The term loan B has 101 soft call protection for six months.

Commitments are due at 5 p.m. ET on March 30.

Credit Suisse Securities (USA) LLC, KeyBanc Capital Markets, SunTrust Robinson Humphrey Inc. and Capital One are leading the deal that will be used to refinance existing debt.

Associated Asphalt is a Roanoke, Va.-based operator of an asphalt terminalling, storage and distribution network.

Altice joins calendar

In more primary news, Altice Financing emerged with plans to hold a lender call at 11 a.m. ET on Thursday to launch a $425 million term loan B due 2025 and a €446 million term loan B due 2025, a market source said.

Talk on the U.S. term loan B is Libor plus 275 bps to 300 bps with a 0% Libor floor and an original issue discount of 99.75, and talk on the euro term loan B is Euribor plus 300 bps to 325 bps with a 0% floor and a par issue price, with both tranches having 101 soft call protection for six months, the source continued.

Commitments are due on Tuesday.

Credit Suisse, BNP Paribas, Deutsche Bank and J.P. Morgan are the global coordinators on the deal, with Credit Suisse the lead on the U.S. loan, and BNP and Deutsche the co-leads on the euro loan.

Proceeds will be used to refinance $425 million of senior notes due 2020 and a €446 million term loan B.

Altice is a Luxembourg-based cable and telecom company.

Las Vegas Sands on deck

Las Vegas Sands scheduled a lender call for noon ET on Thursday to launch a refinancing of its $2.17 billion term loan B, according to a market source.
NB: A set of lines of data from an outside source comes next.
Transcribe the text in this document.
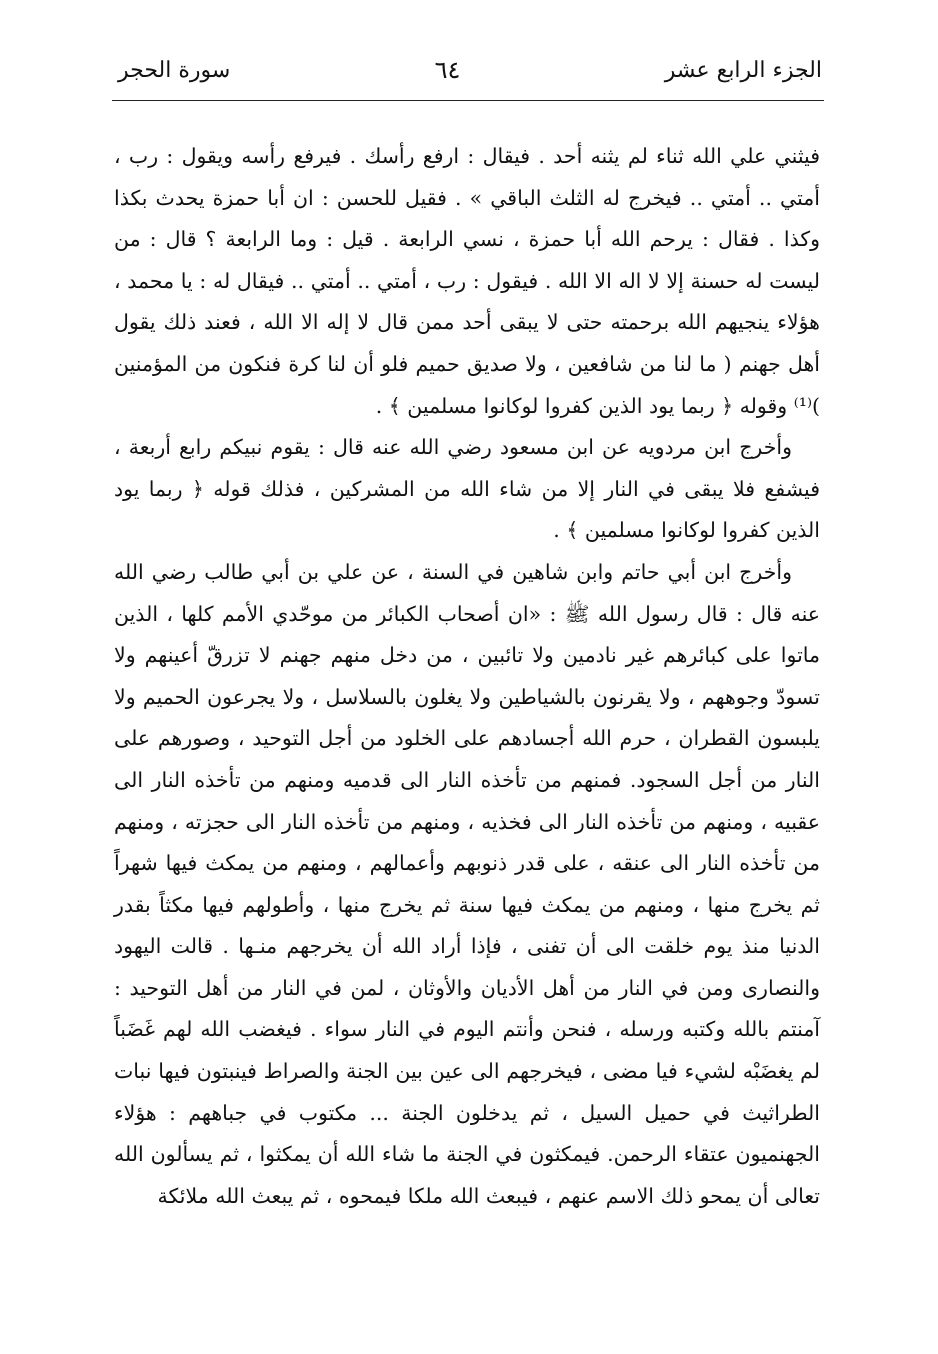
الجزء الرابع عشر
٦٤
سورة الحجر

فيثني علي الله ثناء لم يثنه أحد . فيقال : ارفع رأسك . فيرفع رأسه ويقول : رب ، أمتي .. أمتي .. فيخرج له الثلث الباقي » . فقيل للحسن : ان أبا حمزة يحدث بكذا وكذا . فقال : يرحم الله أبا حمزة ، نسي الرابعة . قيل : وما الرابعة ؟ قال : من ليست له حسنة إلا لا اله الا الله . فيقول : رب ، أمتي .. أمتي .. فيقال له : يا محمد ، هؤلاء ينجيهم الله برحمته حتى لا يبقى أحد ممن قال لا إله الا الله ، فعند ذلك يقول أهل جهنم ( ما لنا من شافعين ، ولا صديق حميم فلو أن لنا كرة فنكون من المؤمنين )⁽¹⁾ وقوله ﴿ ربما يود الذين كفروا لوكانوا مسلمين ﴾ .

وأخرج ابن مردويه عن ابن مسعود رضي الله عنه قال : يقوم نبيكم رابع أربعة ، فيشفع فلا يبقى في النار إلا من شاء الله من المشركين ، فذلك قوله ﴿ ربما يود الذين كفروا لوكانوا مسلمين ﴾ .

وأخرج ابن أبي حاتم وابن شاهين في السنة ، عن علي بن أبي طالب رضي الله عنه قال : قال رسول الله ﷺ : «ان أصحاب الكبائر من موحّدي الأمم كلها ، الذين ماتوا على كبائرهم غير نادمين ولا تائبين ، من دخل منهم جهنم لا تزرقّ أعينهم ولا تسودّ وجوههم ، ولا يقرنون بالشياطين ولا يغلون بالسلاسل ، ولا يجرعون الحميم ولا يلبسون القطران ، حرم الله أجسادهم على الخلود من أجل التوحيد ، وصورهم على النار من أجل السجود. فمنهم من تأخذه النار الى قدميه ومنهم من تأخذه النار الى عقبيه ، ومنهم من تأخذه النار الى فخذيه ، ومنهم من تأخذه النار الى حجزته ، ومنهم من تأخذه النار الى عنقه ، على قدر ذنوبهم وأعمالهم ، ومنهم من يمكث فيها شهراً ثم يخرج منها ، ومنهم من يمكث فيها سنة ثم يخرج منها ، وأطولهم فيها مكثاً بقدر الدنيا منذ يوم خلقت الى أن تفنى ، فإذا أراد الله أن يخرجهم منـها . قالت اليهود والنصارى ومن في النار من أهل الأديان والأوثان ، لمن في النار من أهل التوحيد : آمنتم بالله وكتبه ورسله ، فنحن وأنتم اليوم في النار سواء . فيغضب الله لهم غَضَباً لم يغضَبْه لشيء فيا مضى ، فيخرجهم الى عين بين الجنة والصراط فينبتون فيها نبات الطراثيث في حميل السيل ، ثم يدخلون الجنة ... مكتوب في جباههم : هؤلاء الجهنميون عتقاء الرحمن. فيمكثون في الجنة ما شاء الله أن يمكثوا ، ثم يسألون الله تعالى أن يمحو ذلك الاسم عنهم ، فيبعث الله ملكا فيمحوه ، ثم يبعث الله ملائكة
Bank of Nova Scotia is leading the deal.

Las Vegas Sands is a Las Vegas-based developer and operator of integrated resorts.

Technicolor readies deal

Technicolor set a lender call for 11:30 a.m. ET on Thursday to launch a €560 million-equivalent U.S. and euro senior secured term loan B, a market source remarked.

Goldman Sachs International, Morgan Stanley Senior Funding Inc. and Natixis are leading the deal that will be used to refinance existing term loan debt due in 2020.

Technicolor is a France-based technology company focused on the media and entertainment sector.